Suddenly, Favre said he wanted to come back. That was fine, Green Bay said, but he would have to compete for the job. But Favre wanted to be named the starter, based on past accomplishments. After an ugly row with the GM Ted Thompson, Favre, who wanted to play for a Packer rival like the Minnesota Vikings or Chicago Bears, was traded to the New York Jets, where he went 9-7, missing the playoffs. Favre also embarrassed himself with sexting allegations and other antics, ruining his great reputation.
Then Favre went to the Vikings the following year. Though his comeback was initially great, he took many opportunities to needle the Packers, angering the fans. I remember one holding up a sign saying "We'll never forget you, Brent!" After nearly making the Super Bowl, the Vikings collapsed the following year.
But Favre, still bitter about the split with Green Bay, insulted Aaron Rodgers after Rodgers led the Packers to a Super Bowl win, claiming Rodgers should have won several titles with all of that talent.
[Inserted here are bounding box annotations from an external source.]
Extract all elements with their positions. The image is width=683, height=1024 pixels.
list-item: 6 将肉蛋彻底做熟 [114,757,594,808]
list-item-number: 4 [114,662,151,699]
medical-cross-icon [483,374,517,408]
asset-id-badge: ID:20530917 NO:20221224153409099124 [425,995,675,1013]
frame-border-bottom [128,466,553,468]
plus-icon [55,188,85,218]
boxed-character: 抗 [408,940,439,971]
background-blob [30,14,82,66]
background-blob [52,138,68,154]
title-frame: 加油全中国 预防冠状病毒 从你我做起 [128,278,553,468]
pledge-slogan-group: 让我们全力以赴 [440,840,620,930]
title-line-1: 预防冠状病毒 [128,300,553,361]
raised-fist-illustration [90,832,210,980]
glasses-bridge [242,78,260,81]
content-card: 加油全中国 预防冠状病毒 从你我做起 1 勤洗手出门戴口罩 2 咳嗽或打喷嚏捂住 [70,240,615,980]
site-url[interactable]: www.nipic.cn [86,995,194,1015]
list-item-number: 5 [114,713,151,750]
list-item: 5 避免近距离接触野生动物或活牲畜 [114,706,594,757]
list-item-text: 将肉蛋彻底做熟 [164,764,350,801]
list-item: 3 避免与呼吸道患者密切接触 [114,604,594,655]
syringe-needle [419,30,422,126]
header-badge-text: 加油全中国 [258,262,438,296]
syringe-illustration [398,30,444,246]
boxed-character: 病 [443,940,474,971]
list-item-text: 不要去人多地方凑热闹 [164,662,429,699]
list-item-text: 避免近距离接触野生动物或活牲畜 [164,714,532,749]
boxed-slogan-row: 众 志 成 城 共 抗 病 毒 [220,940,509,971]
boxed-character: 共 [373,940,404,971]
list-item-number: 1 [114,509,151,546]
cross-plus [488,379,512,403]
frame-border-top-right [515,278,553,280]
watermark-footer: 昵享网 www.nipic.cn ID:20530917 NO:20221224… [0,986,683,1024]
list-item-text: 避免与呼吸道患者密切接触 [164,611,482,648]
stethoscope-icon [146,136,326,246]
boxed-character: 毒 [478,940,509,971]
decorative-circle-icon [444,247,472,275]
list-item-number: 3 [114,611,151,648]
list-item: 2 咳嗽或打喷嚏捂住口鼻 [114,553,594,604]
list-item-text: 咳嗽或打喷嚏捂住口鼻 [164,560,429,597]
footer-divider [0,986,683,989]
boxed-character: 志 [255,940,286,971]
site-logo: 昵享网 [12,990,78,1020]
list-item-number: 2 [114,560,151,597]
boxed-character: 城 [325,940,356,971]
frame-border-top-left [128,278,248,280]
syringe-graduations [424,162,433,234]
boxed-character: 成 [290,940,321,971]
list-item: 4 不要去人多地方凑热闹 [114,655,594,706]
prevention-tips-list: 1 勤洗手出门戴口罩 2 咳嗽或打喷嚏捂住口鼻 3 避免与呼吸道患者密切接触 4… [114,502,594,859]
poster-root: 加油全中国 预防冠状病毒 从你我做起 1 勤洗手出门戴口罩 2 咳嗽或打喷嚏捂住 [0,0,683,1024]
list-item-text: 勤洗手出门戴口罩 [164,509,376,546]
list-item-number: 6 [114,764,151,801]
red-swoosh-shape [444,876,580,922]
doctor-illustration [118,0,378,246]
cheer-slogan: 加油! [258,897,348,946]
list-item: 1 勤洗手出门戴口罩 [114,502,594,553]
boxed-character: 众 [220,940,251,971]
He spoke with Matt Millen at the the Detroit Lions, allegedly giving the team pointers on how to beat Green Bay.
Well, Favre now claims that he was partially at fault for the messy divorce, making some amends that led Green Bay to welcome him back. And two-time MVP Aaron Rodgers has been at the forefront of that reconciliation.
Rodgers praised Favre for showing him how to play the game at the NFL level, even though Rodgers was a pretty talented QB on draft day, and Favre grumbled about the Packers drafting him. Rodgers chose not to retaliate with Favre's bitter sour grapes comment after the Super Bowl. And this week, Rodgers said he hoped Favre would get the reception from Green Bay fans that he deserved.
It's a long time until Favre's number is retired in November. And Favre hopes to be around the NFL game for a while as a distinguished player. If he wants to continue to show that it was a wise move to welcome Favre back, he could learn from Rodgers how to handle himself, the way Rodgers once learned from Favre.